Could even borrow the code ;)
 

digitalpoint

Well-known member
#6
I just saw this after making a semi-related suggestion...

http://xenforo.com/community/threads/fallback-hostnames.30962/

It would be much easier to implement a secondary hostname for reads/writes if the primary ElasticSearch node is down. ElasticSearch is made to shard and replicate across multiple servers... and site big enough to use it are probably going to be running it on multiple servers (at least they should be).
 

Slavik

XenForo moderator
Staff member
#7
I just saw this after making a semi-related suggestion...

http://xenforo.com/community/threads/fallback-hostnames.30962/

It would be much easier to implement a secondary hostname for reads/writes if the primary ElasticSearch node is down. ElasticSearch is made to shard and replicate across multiple servers... and site big enough to use it are probably going to be running it on multiple servers (at least they should be).

Consider the smaller large boards not using a multi server setup, how would they handle such failover?
 

Rudy

Well-known member
#14
As per title realy.

Would be good that if the Elasticsearch stopped responding, that on an error the post that was missed out gets added to a backup mysql table, so once the admin has fixed the issue, he has an option to re-hand those posts over to Elasticsearch to be indexed without requiring a full re-index.

Don't think it would be too hard either? Just have a script to parse the stack trace the logs throw up on error and extract the required information.
What about this? Rather than cache the posts, create a way for XF to alert the admins that ES has stopped working. That would give the admins the opportunity to restart ES (if they have permission) and rebuild the indexes.

Additional option? Have a cron job setup in XF to automatically reindex the forum after ES is restarted, with some sort of "flag" where XF could indicate whether its search index is out of date or not. I realize that some busy servers cannot handle a reindex during peak hours, but I have found that the reindexing of ES (or even Sphinx for that matter) never put a terribly crushing load on our servers...and we are beyond 8 million posts now.
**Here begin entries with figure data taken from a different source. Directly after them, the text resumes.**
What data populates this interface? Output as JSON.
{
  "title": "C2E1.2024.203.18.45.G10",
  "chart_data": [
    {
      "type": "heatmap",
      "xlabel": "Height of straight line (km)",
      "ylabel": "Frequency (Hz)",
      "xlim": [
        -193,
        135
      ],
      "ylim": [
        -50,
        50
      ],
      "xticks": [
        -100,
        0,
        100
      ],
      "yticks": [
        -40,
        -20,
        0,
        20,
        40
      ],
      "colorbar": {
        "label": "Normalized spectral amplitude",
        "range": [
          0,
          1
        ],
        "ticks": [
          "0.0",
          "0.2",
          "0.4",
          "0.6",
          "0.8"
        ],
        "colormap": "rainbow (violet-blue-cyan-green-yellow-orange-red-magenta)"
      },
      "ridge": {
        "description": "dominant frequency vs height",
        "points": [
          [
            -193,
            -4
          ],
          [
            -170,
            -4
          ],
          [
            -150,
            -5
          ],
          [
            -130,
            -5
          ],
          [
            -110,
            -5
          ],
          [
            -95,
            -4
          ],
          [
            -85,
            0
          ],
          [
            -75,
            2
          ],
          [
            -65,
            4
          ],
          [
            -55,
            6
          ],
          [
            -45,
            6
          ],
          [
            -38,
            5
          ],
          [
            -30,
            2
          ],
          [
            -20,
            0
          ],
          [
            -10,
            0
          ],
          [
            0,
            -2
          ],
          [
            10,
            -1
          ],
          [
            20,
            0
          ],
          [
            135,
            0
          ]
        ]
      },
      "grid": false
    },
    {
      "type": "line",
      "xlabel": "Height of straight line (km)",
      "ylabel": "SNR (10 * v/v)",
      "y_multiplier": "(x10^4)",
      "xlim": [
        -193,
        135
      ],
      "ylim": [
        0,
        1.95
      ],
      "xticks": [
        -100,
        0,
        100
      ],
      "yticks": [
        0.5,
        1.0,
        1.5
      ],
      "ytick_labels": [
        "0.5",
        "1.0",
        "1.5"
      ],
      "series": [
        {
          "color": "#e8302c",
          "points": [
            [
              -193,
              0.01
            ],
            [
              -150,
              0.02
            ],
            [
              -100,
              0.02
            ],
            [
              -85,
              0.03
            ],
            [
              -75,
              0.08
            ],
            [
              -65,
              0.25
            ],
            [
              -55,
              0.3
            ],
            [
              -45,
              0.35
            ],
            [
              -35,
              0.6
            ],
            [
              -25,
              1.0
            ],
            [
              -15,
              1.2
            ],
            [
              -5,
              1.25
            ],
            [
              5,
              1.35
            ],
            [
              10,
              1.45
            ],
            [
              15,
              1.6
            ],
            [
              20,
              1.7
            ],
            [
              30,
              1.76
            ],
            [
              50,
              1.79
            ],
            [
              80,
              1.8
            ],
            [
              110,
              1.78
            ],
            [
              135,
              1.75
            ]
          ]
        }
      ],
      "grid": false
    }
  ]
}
Not quite the caching idea, but at least some sort of safeguard to let admins know ES has stopped and the indexes are stale.
 

Rudy

Well-known member
#16
XFES 1.1 is a future release, then? Only asking since we had a couple of server hiccups and I want to know if I should go and regenerate the search index for the time being.
 

Rudy

Well-known member
#18
Interesting--I may give it a try on our private "testing" forum. I like the relevance improvement--slick! If the ETA is a month or two out, I'll refrain from using it on our production forum (although I've never had problems with XF beta software in the past).

Thanks!
 

Rudy

Well-known member
#20
It definitely will help with the bias on newer vs. older threads. We have threads from twelve years ago that sometimes get dragged out of obscurity. (I personally would rather close all threads more than a year old, as we used to, but I have some hesitation from other staffers in doing so.) The problem on our forum is that over the course of three or four years, products change, new products come out, our opinions might change, etc. And many members find themselves replying to a thread a second time, several years later, often with the same thought they had several years ago while not realizing the thread is stale. Pushing those down in the search results certainly will help pull up more current threads.